L’enfant inconnue, elle se meut dans un monde flottant où, sans doute, on parle une autre langue. Elle parle déjà la langue des autres, la langue de ceux qui n’entendent pas, la langue étrange, la langue-danse.
L’enfant inconnue méconnue méconnaissable.
L’enfant incomprise.
Ni en haut ni au bas, à côté du reste de ses congénères.
D’un pas décalée, sans faire exprès, d’elle-même, déjà sur le bord.
L’enfant invisible, qu’on entend et qu’on sent, qu’on ne voit que du coin de l’œil. Parce qu’on doit continuer d’avancer au milieu du troupeau, qu’on est bien obligé, et qu’elle ne peut absolument pas se rapprocher.
Elle ne peut pas parce qu’elle n’en a pas même l’idée. Elle ne fuit pas. Elle ne s’échappe de rien. Tout comme certains sont aimantés et d’autres repoussés d’office par le contact avec leurs pairs.
Elle se tient à sa place, son emplacement de toujours. Tout le monde doit fournir un effort pour s’approcher de cette place-là, pour personne elle n’est évidente. Pour elle, et elle seule, oui elle l’est. Elle ne partage pas ni sa place ni son angle. Personne ne le lui dispute, quoi qu’il en soit. Tout comme elle n’imagine pas une autre place, on ne lui envie rien, on ne comprend même pas où elle se pose, on n’imagine pas.
On essaye de devenir l’enfant inconnue
…
Un grand blanc se forme. Un monde terriblement vide, qui donne juste envie de courir le plus loin vite possible. Un univers sans feu sans flammes, sans épaisseur. Un simple trait. A la mine des plus fines. A la pointe du crayon taillé. Tracé sans écritures par on ne sait qui on ne sait pas même où et pourquoi. Pourquoi, on ne le sait jamais. Personne n’a davantage ou moins de sens que cette enfant. Mais elle brandit dans son être, sa présence le pourquoi. Il resurgit alors qu’on l’oublie tendrement face à d’autres plus facilement épais.

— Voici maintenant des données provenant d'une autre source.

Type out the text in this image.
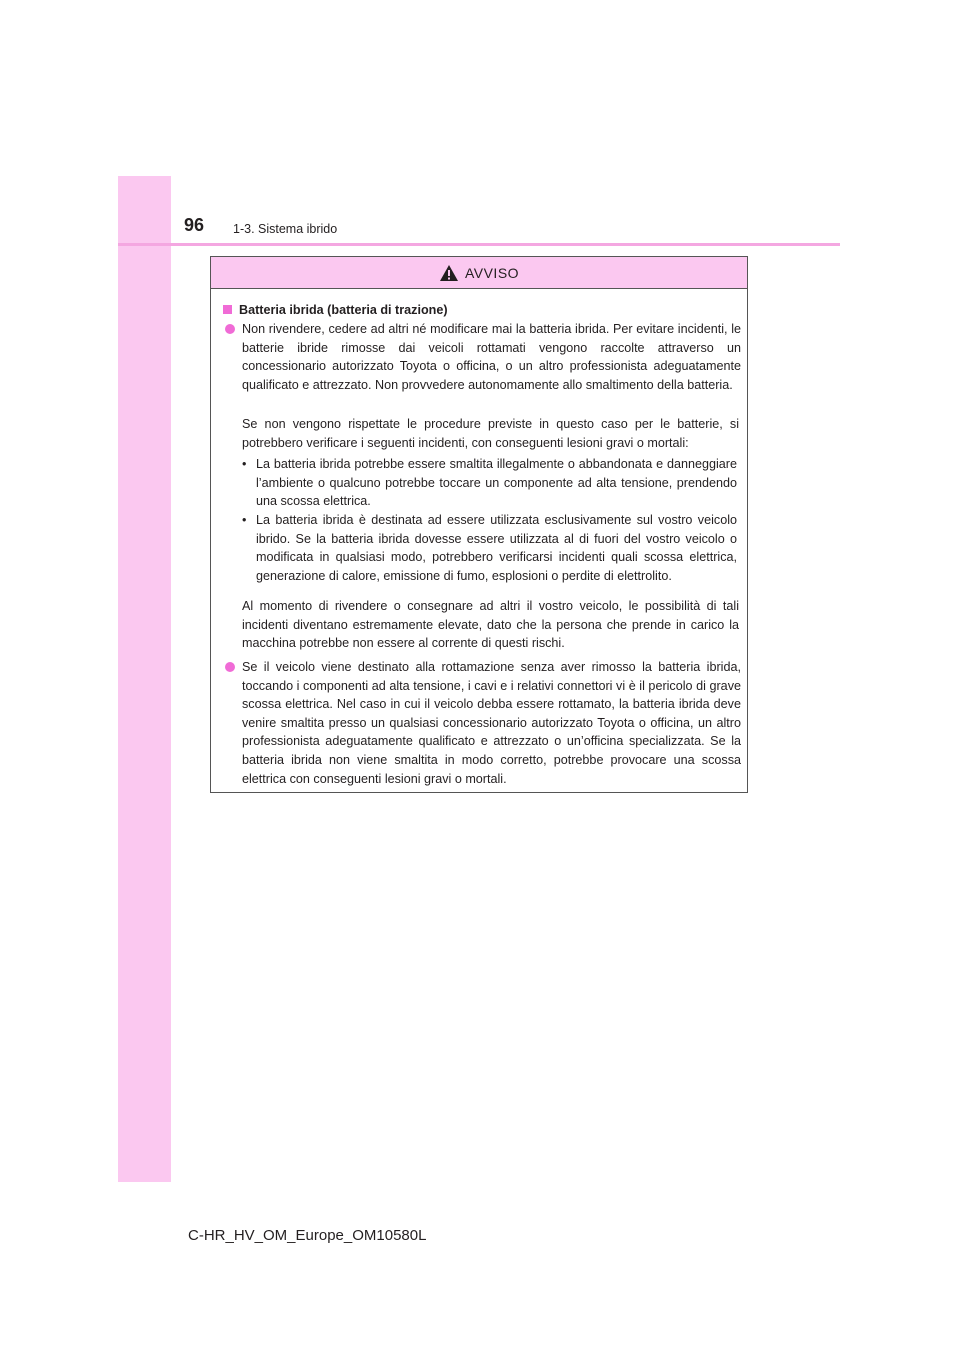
96 1-3. Sistema ibrido
AVVISO
Batteria ibrida (batteria di trazione)
Non rivendere, cedere ad altri né modificare mai la batteria ibrida. Per evitare incidenti, le batterie ibride rimosse dai veicoli rottamati vengono raccolte attraverso un concessionario autorizzato Toyota o officina, o un altro professionista adeguatamente qualificato e attrezzato. Non provvedere autonomamente allo smaltimento della batteria.
Se non vengono rispettate le procedure previste in questo caso per le batterie, si potrebbero verificare i seguenti incidenti, con conseguenti lesioni gravi o mortali:
• La batteria ibrida potrebbe essere smaltita illegalmente o abbandonata e danneggiare l’ambiente o qualcuno potrebbe toccare un componente ad alta tensione, prendendo una scossa elettrica.
• La batteria ibrida è destinata ad essere utilizzata esclusivamente sul vostro veicolo ibrido. Se la batteria ibrida dovesse essere utilizzata al di fuori del vostro veicolo o modificata in qualsiasi modo, potrebbero verificarsi incidenti quali scossa elettrica, generazione di calore, emissione di fumo, esplosioni o perdite di elettrolito.
Al momento di rivendere o consegnare ad altri il vostro veicolo, le possibilità di tali incidenti diventano estremamente elevate, dato che la persona che prende in carico la macchina potrebbe non essere al corrente di questi rischi.
Se il veicolo viene destinato alla rottamazione senza aver rimosso la batteria ibrida, toccando i componenti ad alta tensione, i cavi e i relativi connettori vi è il pericolo di grave scossa elettrica. Nel caso in cui il veicolo debba essere rottamato, la batteria ibrida deve venire smaltita presso un qualsiasi concessionario autorizzato Toyota o officina, un altro professionista adeguatamente qualificato e attrezzato o un’officina specializzata. Se la batteria ibrida non viene smaltita in modo corretto, potrebbe provocare una scossa elettrica con conseguenti lesioni gravi o mortali.
C-HR_HV_OM_Europe_OM10580L
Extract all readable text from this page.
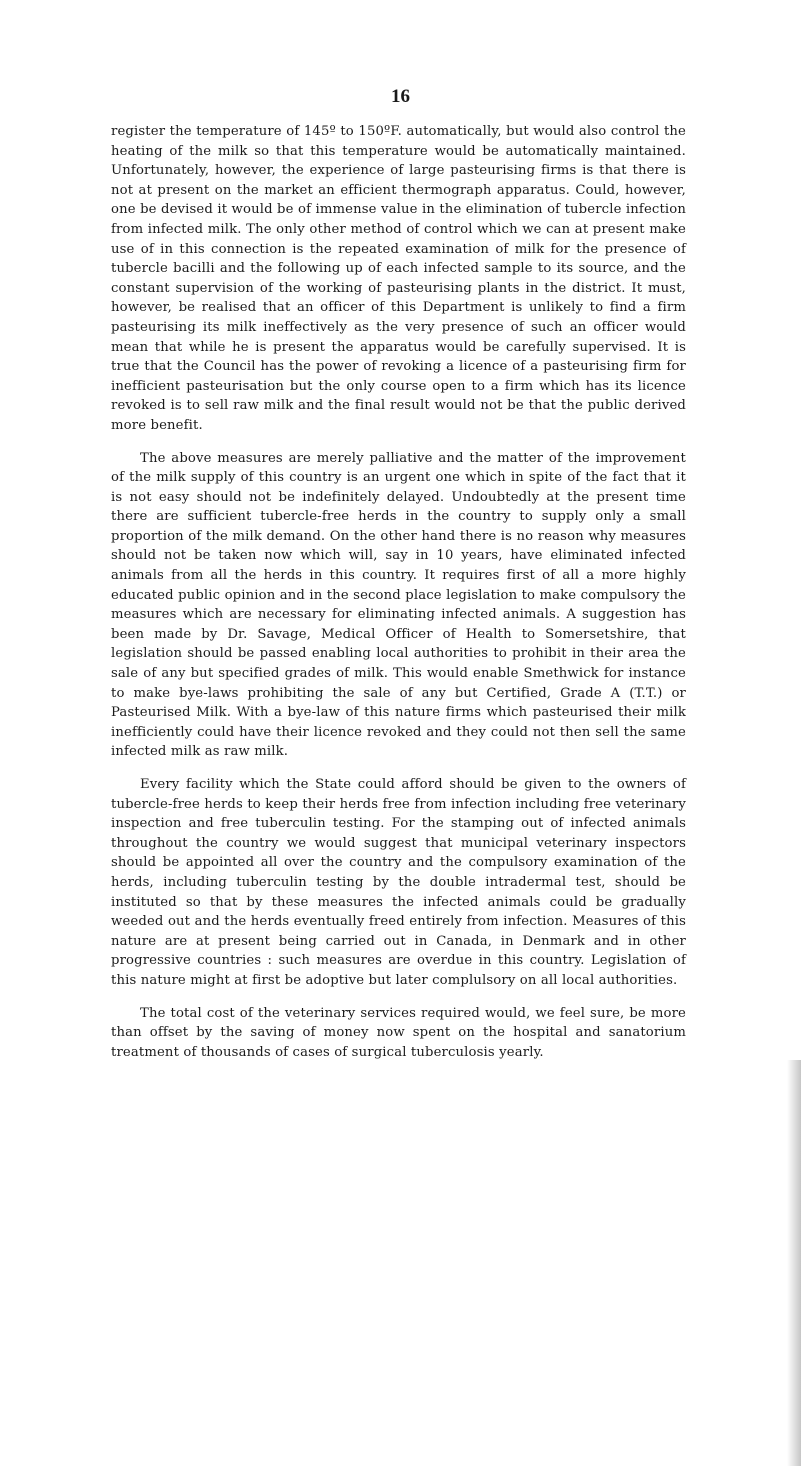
16

register the temperature of 145º to 150ºF. automatically, but would also control the heating of the milk so that this temperature would be automatically maintained. Unfortunately, however, the experience of large pasteurising firms is that there is not at present on the market an efficient thermograph apparatus. Could, however, one be devised it would be of immense value in the elimination of tubercle infection from infected milk. The only other method of control which we can at present make use of in this connection is the repeated examination of milk for the presence of tubercle bacilli and the following up of each infected sample to its source, and the constant supervision of the working of pasteurising plants in the district. It must, however, be realised that an officer of this Department is unlikely to find a firm pasteurising its milk ineffectively as the very presence of such an officer would mean that while he is present the apparatus would be carefully supervised. It is true that the Council has the power of revoking a licence of a pasteurising firm for inefficient pasteurisation but the only course open to a firm which has its licence revoked is to sell raw milk and the final result would not be that the public derived more benefit.

The above measures are merely palliative and the matter of the improvement of the milk supply of this country is an urgent one which in spite of the fact that it is not easy should not be indefinitely delayed. Undoubtedly at the present time there are sufficient tubercle-free herds in the country to supply only a small proportion of the milk demand. On the other hand there is no reason why measures should not be taken now which will, say in 10 years, have eliminated infected animals from all the herds in this country. It requires first of all a more highly educated public opinion and in the second place legislation to make compulsory the measures which are necessary for eliminating infected animals. A suggestion has been made by Dr. Savage, Medical Officer of Health to Somersetshire, that legislation should be passed enabling local authorities to prohibit in their area the sale of any but specified grades of milk. This would enable Smethwick for instance to make bye-laws prohibiting the sale of any but Certified, Grade A (T.T.) or Pasteurised Milk. With a bye-law of this nature firms which pasteurised their milk inefficiently could have their licence revoked and they could not then sell the same infected milk as raw milk.

Every facility which the State could afford should be given to the owners of tubercle-free herds to keep their herds free from infection including free veterinary inspection and free tuberculin testing. For the stamping out of infected animals throughout the country we would suggest that municipal veterinary inspectors should be appointed all over the country and the compulsory examination of the herds, including tuberculin testing by the double intradermal test, should be instituted so that by these measures the infected animals could be gradually weeded out and the herds eventually freed entirely from infection. Measures of this nature are at present being carried out in Canada, in Denmark and in other progressive countries : such measures are overdue in this country. Legislation of this nature might at first be adoptive but later complulsory on all local authorities.

The total cost of the veterinary services required would, we feel sure, be more than offset by the saving of money now spent on the hospital and sanatorium treatment of thousands of cases of surgical tuberculosis yearly.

Elle est fine comme la mort.
Elle est fine comme l’extrême limite entre réel et irréel.
Elle est inaccessible comme l’instant où tout bascule, d’un côté comme de l’autre.
Elle glisse comme une anguille.
Les aiguilles fixes et fixantes de l’horloge de chacun tremblotent dans tous les sens avec et pour elle.
Les aiguilles s’affolent.
Le moindre repère s’enfuit à son contact.
La boussole éclate en mille morceaux.
Et tous les cadres se soulagent à ne plus tenir.
L’enfant sauvage au sourire de princesse.
L’enfant sombre cynique aux câlins de bébé.
L’enfant petite et tendre aux yeux de diable en herbe.
L’enfant en nourrisson aux manières d’aguicheuse.
L’enfant que personne ne comprend.
L’enfant de tout et son contraire.
Et puis, une fois cela écrit, voilà qu’elle plonge comme jamais dans l’épaisseur.
La fille du bord et de l’extrême.
Elle devient d’un coup en un éclair une fille du commun des mortels.
Elle y est entrée pour toujours ?
Ou elle n’y fait qu’un saut ?
Elle et moi sommes des pairs pour un moment presque magique.
Du moins, inespéré.
Une enfant déjà endeuillée par mon esprit pessimiste.
Une enfant à qui j’avais presque envie de ne plus donner sa chance d’être normale, pour me protéger.
Une enfant qui avait épuisé mes ressources de bienveillance.
Qui se met brusquement à communiquer sur la même corde.
Irruption dans mon univers, elle qui n’était pas des miens.
Comme tout autre, j’ai voulu la rejoindre, la toucher en un seul minuscule point pour faire contact.
Réussi objectivement sans jamais ressentir le moindre précurseur de relation.
Cette sensation insensée de n’être pas avec quelqu’un comme moi, comme même une toute petite partie de moi.
Une immense impossibilité à trouver le point d’attache.
Et comme si elle ouvrait sans un bruit l’armure inamovible, elle donne à voir toutes les serrures qui me sont familières.